Families are spending more than half of their monthly spend on non-food items on an average, data from the National Sample Survey for 2011-12 show.
This is true for rural as well as urban households; families bought over 51 per cent of non-food items in their monthly bills worth Rs.1,430 in rural areas and about 62 per cent out of an urban monthly spend of Rs.2,630.
Back in 1993-94, Indian families’ non-food bill was almost 37 per cent in rural areas and about 45 per cent in urban areas.

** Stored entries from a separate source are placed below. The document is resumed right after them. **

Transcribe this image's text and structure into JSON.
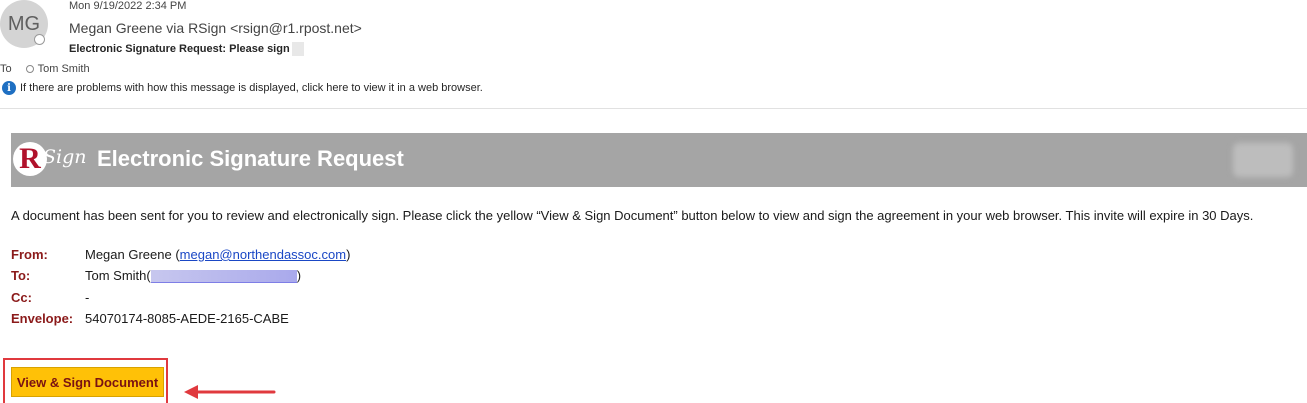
{
  "header": {
    "avatar_initials": "MG",
    "date": "Mon 9/19/2022 2:34 PM",
    "from": "Megan Greene via RSign <rsign@r1.rpost.net>",
    "subject": "Electronic Signature Request: Please sign",
    "to_label": "To",
    "to_name": "Tom Smith",
    "info_message": "If there are problems with how this message is displayed, click here to view it in a web browser."
  },
  "banner": {
    "logo_r": "R",
    "logo_sign": "Sign",
    "title": "Electronic Signature Request"
  },
  "body": {
    "intro": "A document has been sent for you to review and electronically sign. Please click the yellow “View & Sign Document” button below to view and sign the agreement in your web browser. This invite will expire in 30 Days."
  },
  "fields": {
    "from_label": "From:",
    "from_name": "Megan Greene (",
    "from_email": "megan@northendassoc.com",
    "from_close": ")",
    "to_label": "To:",
    "to_name": "Tom Smith(",
    "to_close": ")",
    "cc_label": "Cc:",
    "cc_value": "-",
    "envelope_label": "Envelope:",
    "envelope_value": "54070174-8085-AEDE-2165-CABE"
  },
  "action": {
    "button_label": "View & Sign Document"
  },
  "colors": {
    "banner_bg": "#a5a5a5",
    "label_red": "#8b1a1a",
    "button_yellow": "#ffc107",
    "highlight_red": "#e0393e",
    "link_blue": "#1a47c5"
  }
}
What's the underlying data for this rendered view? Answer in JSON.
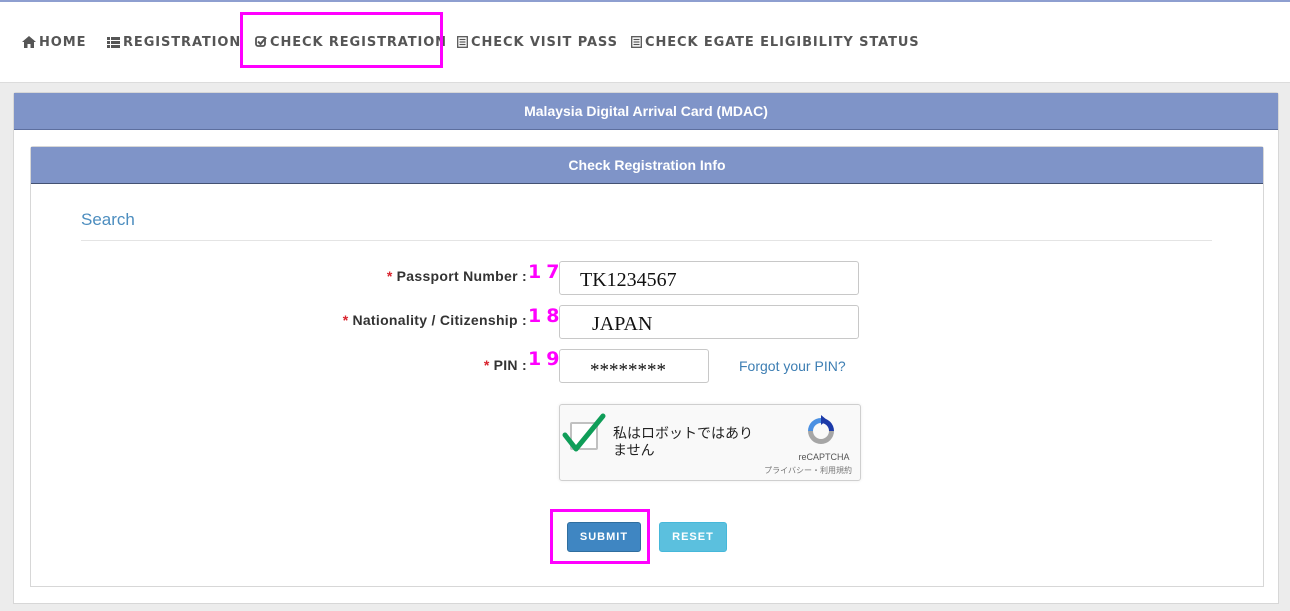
{
  "nav": {
    "items": [
      {
        "label": "HOME",
        "icon": "home-icon"
      },
      {
        "label": "REGISTRATION",
        "icon": "list-icon"
      },
      {
        "label": "CHECK REGISTRATION",
        "icon": "check-square-icon"
      },
      {
        "label": "CHECK VISIT PASS",
        "icon": "document-icon"
      },
      {
        "label": "CHECK EGATE ELIGIBILITY STATUS",
        "icon": "document-icon"
      }
    ]
  },
  "panel": {
    "title": "Malaysia Digital Arrival Card (MDAC)",
    "inner_title": "Check Registration Info",
    "section_title": "Search"
  },
  "form": {
    "required_mark": "*",
    "passport": {
      "label": "Passport Number :",
      "step": "17",
      "value": "TK1234567"
    },
    "nationality": {
      "label": "Nationality / Citizenship :",
      "step": "18",
      "value": "JAPAN"
    },
    "pin": {
      "label": "PIN :",
      "step": "19",
      "value": "********"
    },
    "forgot_pin": "Forgot your PIN?"
  },
  "captcha": {
    "text": "私はロボットではありません",
    "brand": "reCAPTCHA",
    "terms": "プライバシー・利用規約",
    "checked": true
  },
  "buttons": {
    "submit": "SUBMIT",
    "reset": "RESET"
  },
  "colors": {
    "header": "#7f94c8",
    "highlight": "#ff00ff",
    "submit": "#3f86c2",
    "reset": "#5bc0de"
  }
}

Officials of the National Sample Survey Organisation (NSSO) explained that although the percentage of food to non-food expense, as part of the overall household bill, had tilted over the decade, people’s absolute consumption of food had increased over the years; however, the consumption pattern of food sub-groups such as cereals had somewhat changed.
The household consumer expenditure break-up is part of two sets of data (“key indicators”) that Chief Statistician of India and Secretary, Ministry of Statistics and Programme Implementation, T. C. A. Anant, released here on Thursday. He earlier addressed a two-day seminar for statisticians and policy-makers organised by the Bangalore outfit of the NSSO .
Dr. Anant said the country had added almost 14 million to its workforce between 2009 and 2011-12. It increased from about 459 million in January 1, 2010 to 472.9 million by January 1, 2012. Unemployment rate was 2 per cent at the all-India level and rural areas; and 3 per cent in urban regions.
As per the household spending data, only about 10 per cent of the urban population reported an MPCE (monthly per capita expenditure) above Rs.4,610.
Non-food categories span tobacco/cigarettes and ‘pan’, fuel, light, clothing, bedding, footwear, education, medical bills, entertainment and durable goods.